Ident. Nr.: KdZ 26441

ObjID: obj:936812

Details (expert)

Involved
Ausführung: Pietro da Cortona (vor 27.11.1597–16.5.1669),
Zeichner*in
Dating
Herstellung: um 1630/1635
Dimensions
Höhe x Breite: 34,5 x 80,5 cm

Object Description

Palestrina, das antike Praeneste in der Nähe Roms mit den heute noch gewaltig erscheinenden Resten des Fortuna-Primigenia-Tempels aus dem 2.-1. Jahrhundert v. Chr., wurde 1629 von Taddeo Barberini erworben, einem Mitglied der Familie des Papstes Urban VIII. Die Berliner Ansicht zeugt in ihrer monumentalen Auffassung von dem Versuch, eine antiquarisch fundierte Rekonstruktion der Anlage in die Vorstellungswelt des Barock einzubinden. So erscheint ein Teil des Tempels auf einem Fresko im Palazzo Barberini, das unter Leitung Cortonas von seinem Schüler Romanelli um 1630/1 ausgeführt wurde [...]. Die intensive Beschäftigung mit dem Thema, die auf vorhergehenden Rekonstruktionsversuchen anderer Künstler fußte, belegen ein weiterer Entwurf Cortonas im Talman-Album des Victoria & Albert-Museums, drei Zeichnungen seiner Schule auf Schloß Windsor und ein Stich, der 1655 nach einer Cortona-Zeichnung von Joseph Maria Suarez in seinem Buch »Prenestes antiquae, libri duo« bei A. Bernabo in Rom veröffentlicht wurde [...].
Auffallend ist der nur durch zeichnerische Mittel realisierte Kontrast zwischen dem amorphen, lawinenhaft übersteigerten Bergmassiv und dem fein gegliederten Monument, das sich - auf breiter Substruktion und über fünf Terrassen in stark vertikaler Ausrichtung an den Berg geschoben - vor der gewaltigen Naturkulisse behauptet.

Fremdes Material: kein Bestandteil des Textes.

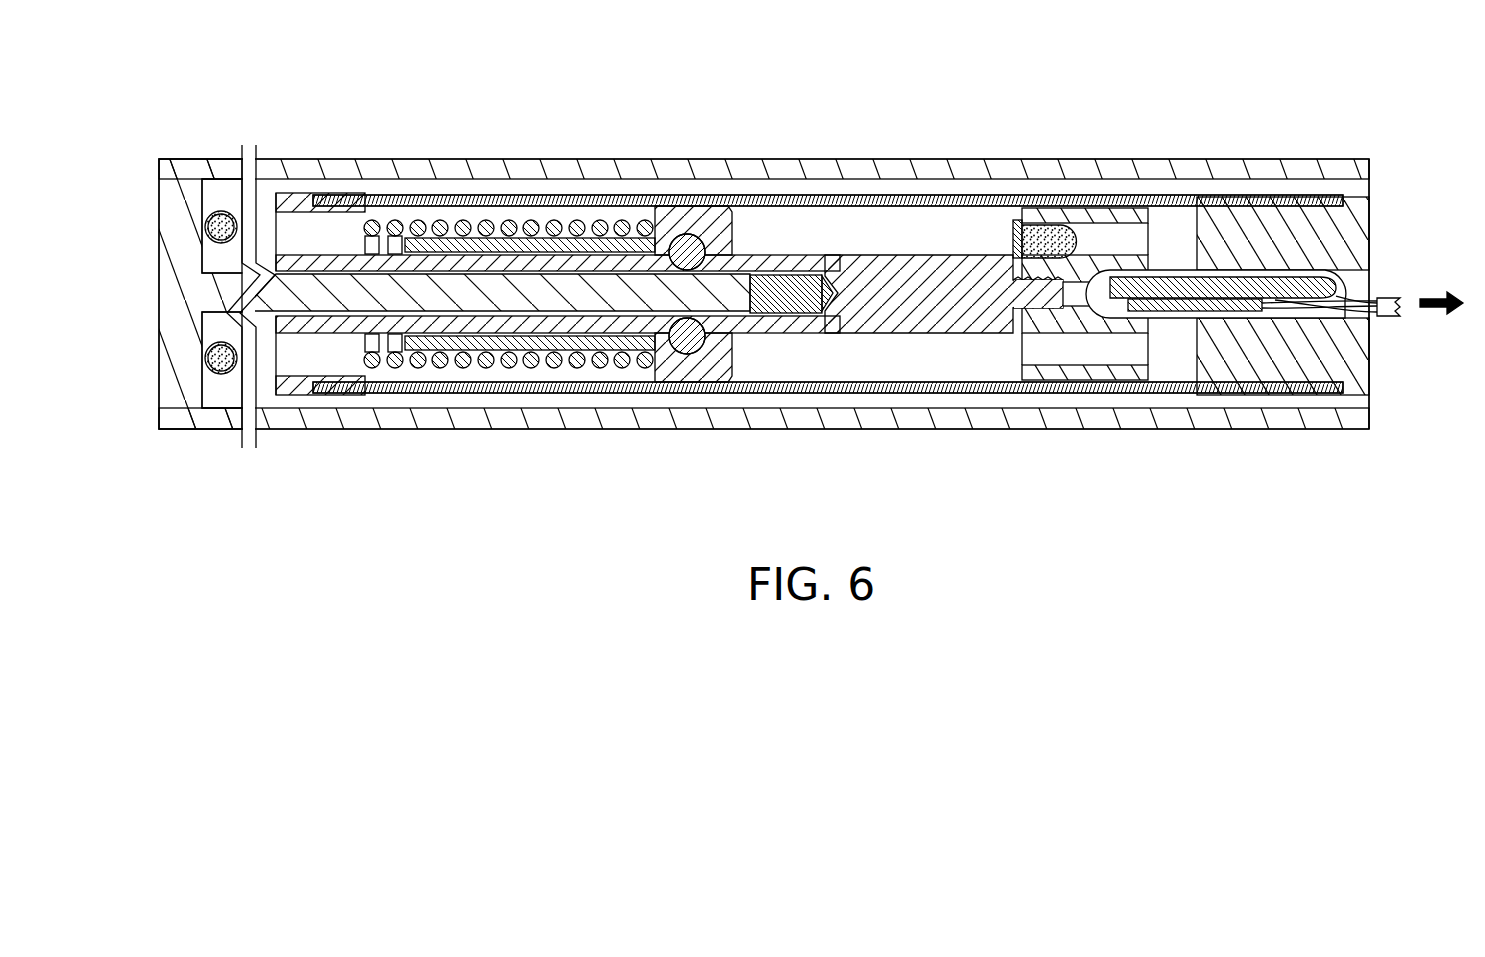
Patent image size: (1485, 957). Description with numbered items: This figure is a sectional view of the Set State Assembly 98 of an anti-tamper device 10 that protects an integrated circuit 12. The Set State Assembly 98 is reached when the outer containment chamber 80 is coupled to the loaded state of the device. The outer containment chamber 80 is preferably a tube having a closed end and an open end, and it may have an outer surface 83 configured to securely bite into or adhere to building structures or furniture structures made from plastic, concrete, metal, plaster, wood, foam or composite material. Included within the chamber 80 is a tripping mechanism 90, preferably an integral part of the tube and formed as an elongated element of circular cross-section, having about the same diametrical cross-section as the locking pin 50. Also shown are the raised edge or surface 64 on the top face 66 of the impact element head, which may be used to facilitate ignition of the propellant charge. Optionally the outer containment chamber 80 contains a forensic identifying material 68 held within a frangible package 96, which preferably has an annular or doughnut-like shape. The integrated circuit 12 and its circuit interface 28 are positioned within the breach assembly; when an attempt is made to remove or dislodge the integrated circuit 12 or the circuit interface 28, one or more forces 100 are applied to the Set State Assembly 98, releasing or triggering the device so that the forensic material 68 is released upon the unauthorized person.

The anti-tamper device 10 is at (1275, 110).
The integrated circuit 12 is at (1177, 312).
The circuit interface 28 is at (1325, 291).
The locking pin 50 is at (787, 290).
The raised edge or surface 64 is at (735, 213).
The top face 66 is at (750, 367).
The forensic identifying material 68 is at (217, 356).
The outer containment chamber 80 is at (509, 158).
The outer surface 83 is at (1078, 430).
The tripping mechanism 90 is at (310, 293).
The frangible package 96 is at (218, 354).
The Set State Assembly 98 is at (410, 442).
The forces 100 is at (1437, 296).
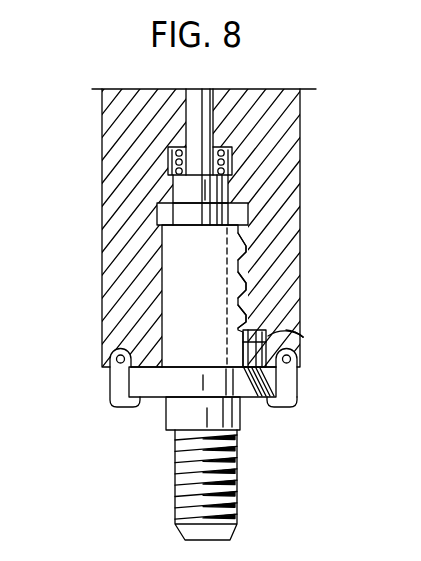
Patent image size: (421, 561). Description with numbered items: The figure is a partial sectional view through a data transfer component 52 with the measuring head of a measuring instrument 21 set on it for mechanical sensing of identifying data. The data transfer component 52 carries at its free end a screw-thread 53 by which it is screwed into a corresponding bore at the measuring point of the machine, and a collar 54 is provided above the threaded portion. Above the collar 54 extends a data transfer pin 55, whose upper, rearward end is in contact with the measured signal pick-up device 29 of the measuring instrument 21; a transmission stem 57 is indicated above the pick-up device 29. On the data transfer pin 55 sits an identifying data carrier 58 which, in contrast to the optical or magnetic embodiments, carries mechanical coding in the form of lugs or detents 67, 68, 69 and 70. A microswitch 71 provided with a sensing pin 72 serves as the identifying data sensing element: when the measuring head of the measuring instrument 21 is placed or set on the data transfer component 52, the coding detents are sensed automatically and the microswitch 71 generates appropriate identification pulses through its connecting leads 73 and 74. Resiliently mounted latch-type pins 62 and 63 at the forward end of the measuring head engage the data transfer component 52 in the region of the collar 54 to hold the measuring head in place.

The measuring instrument 21 is at (304, 114).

Die landschaftlichen Motive sind auf allen Entwürfen fast gleich. Doch die Fassadengliederung variiert in der Achsenzahl, der Art der Öffnungen, der Gestaltung von Geschossen und Treppenläufen sowie in der Ausdehnung der Terrassen erheblich. Einige Pentimenti, Asymmetrien und Details der Gliederung lassen vermuten, daß die Berliner Zeichnung am Anfang der überlieferten Blätter steht. Indiz dafür, daß sie schon im erwähnten Fresko des Palazzo Barberini Verwendung fand, sind die große Ähnlichkeit und der Umstand, daß Romanellis Entwurf der Szene genau diese Partie noch im unklaren hält ( [...]; Cortona wird sich hier die Regie vorbehalten haben. Es folgen Windsor 10384 und schließlich das Londoner Blatt, das dem Stich im 2. Band des Suarez-Buches als Vorlage diente. Den Aufschriften zufolge stammt die Berliner Fassung möglicherweise aus spanischer Provenienz (»Tasa 30 Res« = Taxe/Taxierung 30 Reales).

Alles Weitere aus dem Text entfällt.